Classement Natura 2000 : quelles conséquences pour l'activité industrielle ?

Le réseau européen Natura 2000 protège les espèces et leurs habitats. En France, il représente 13% du territoire terrestre. Actu-Environnement fait le point sur l'impact réel de ce réseau pour les exploitants industriels.

Décryptage  |  Biodiversité  |    |  A. Luchez

Le réseau Natura 2000 constitue un ensemble de sites protégés par l'Union européenne (UE). La rareté ou la fragilité des espèces, animales comme végétales, ainsi que de leurs habitats, justifie cette législation protectrice de la nature. Les directives Habitats de 1992 et Oiseaux de 2009 en sont les textes fondateurs. Leur transposition ne s'est pas faite sans mal, la France ayant été condamnée plusieurs fois par la justice européenne à ce sujet.

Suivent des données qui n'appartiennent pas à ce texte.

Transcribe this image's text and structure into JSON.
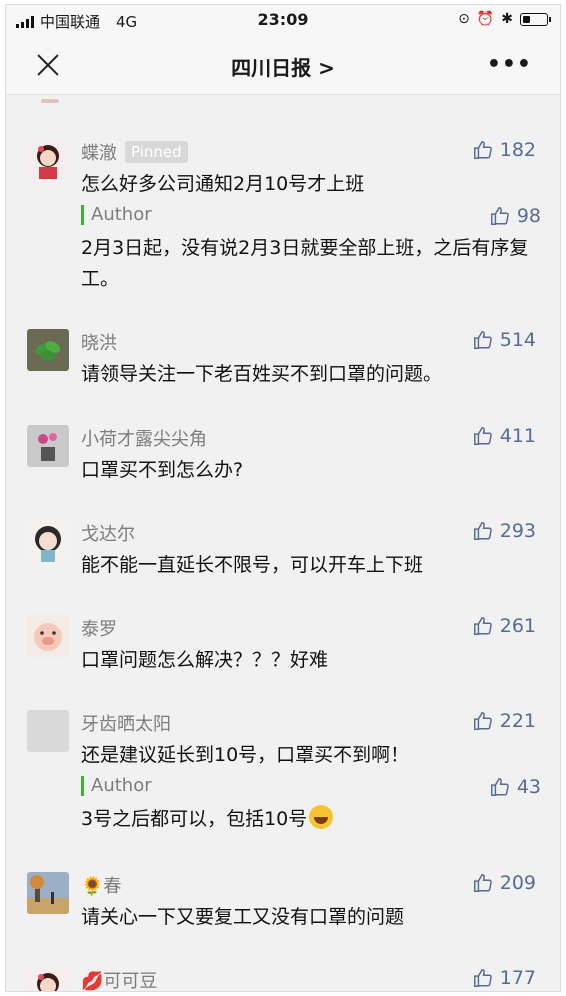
{
  "status_bar": {
    "carrier": "中国联通",
    "network": "4G",
    "time": "23:09",
    "battery_level": 0.3
  },
  "nav": {
    "title": "四川日报 >",
    "more": "•••"
  },
  "comments": [
    {
      "name": "蝶澈",
      "badge": "Pinned",
      "likes": "182",
      "text": "怎么好多公司通知2月10号才上班",
      "reply": {
        "author_label": "Author",
        "likes": "98",
        "text": "2月3日起，没有说2月3日就要全部上班，之后有序复工。"
      }
    },
    {
      "name": "晓洪",
      "likes": "514",
      "text": "请领导关注一下老百姓买不到口罩的问题。"
    },
    {
      "name": "小荷才露尖尖角",
      "likes": "411",
      "text": "口罩买不到怎么办?"
    },
    {
      "name": "戈达尔",
      "likes": "293",
      "text": "能不能一直延长不限号，可以开车上下班"
    },
    {
      "name": "泰罗",
      "likes": "261",
      "text": "口罩问题怎么解决？？？好难"
    },
    {
      "name": "牙齿晒太阳",
      "likes": "221",
      "text": "还是建议延长到10号，口罩买不到啊！",
      "reply": {
        "author_label": "Author",
        "likes": "43",
        "text": "3号之后都可以，包括10号"
      }
    },
    {
      "name": "🌻春",
      "likes": "209",
      "text": "请关心一下又要复工又没有口罩的问题"
    },
    {
      "name": "💋可可豆",
      "likes": "177",
      "text": ""
    }
  ],
  "icons": {
    "like": "thumbs-up-icon",
    "close": "close-icon",
    "more": "more-dots-icon"
  },
  "colors": {
    "like_blue": "#576b95",
    "author_green": "#3cb034",
    "name_gray": "#7d7d7d"
  }
}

La France compte, selon un chiffre du ministère de l'Ecologie, 1.758 sites terrestres classés Natura 2000. 1.366 sites sont couverts au titre de la directive Habitats, 392 au titre de la directive Oiseaux. Des chiffres officiels qui devraient bientôt augmenter car, régulièrement, de nombreux arrêtés sont publiés au Journal officiel, désignant de nouveaux sites. Sont-ils l'indicateur d'un nouveau développement du réseau ? Non, ces publications correspondent aux nombreuses propositions de zones faites il y a plusieurs années par la France et que la Commission européenne a récemment approuvées. Comme certains de ses voisins européens, Paris avait accumulé un retard dans son classement, à plusieurs reprises sanctionné par la Cour de justice de l'Union européenne (CJUE), et désormais rattrapé.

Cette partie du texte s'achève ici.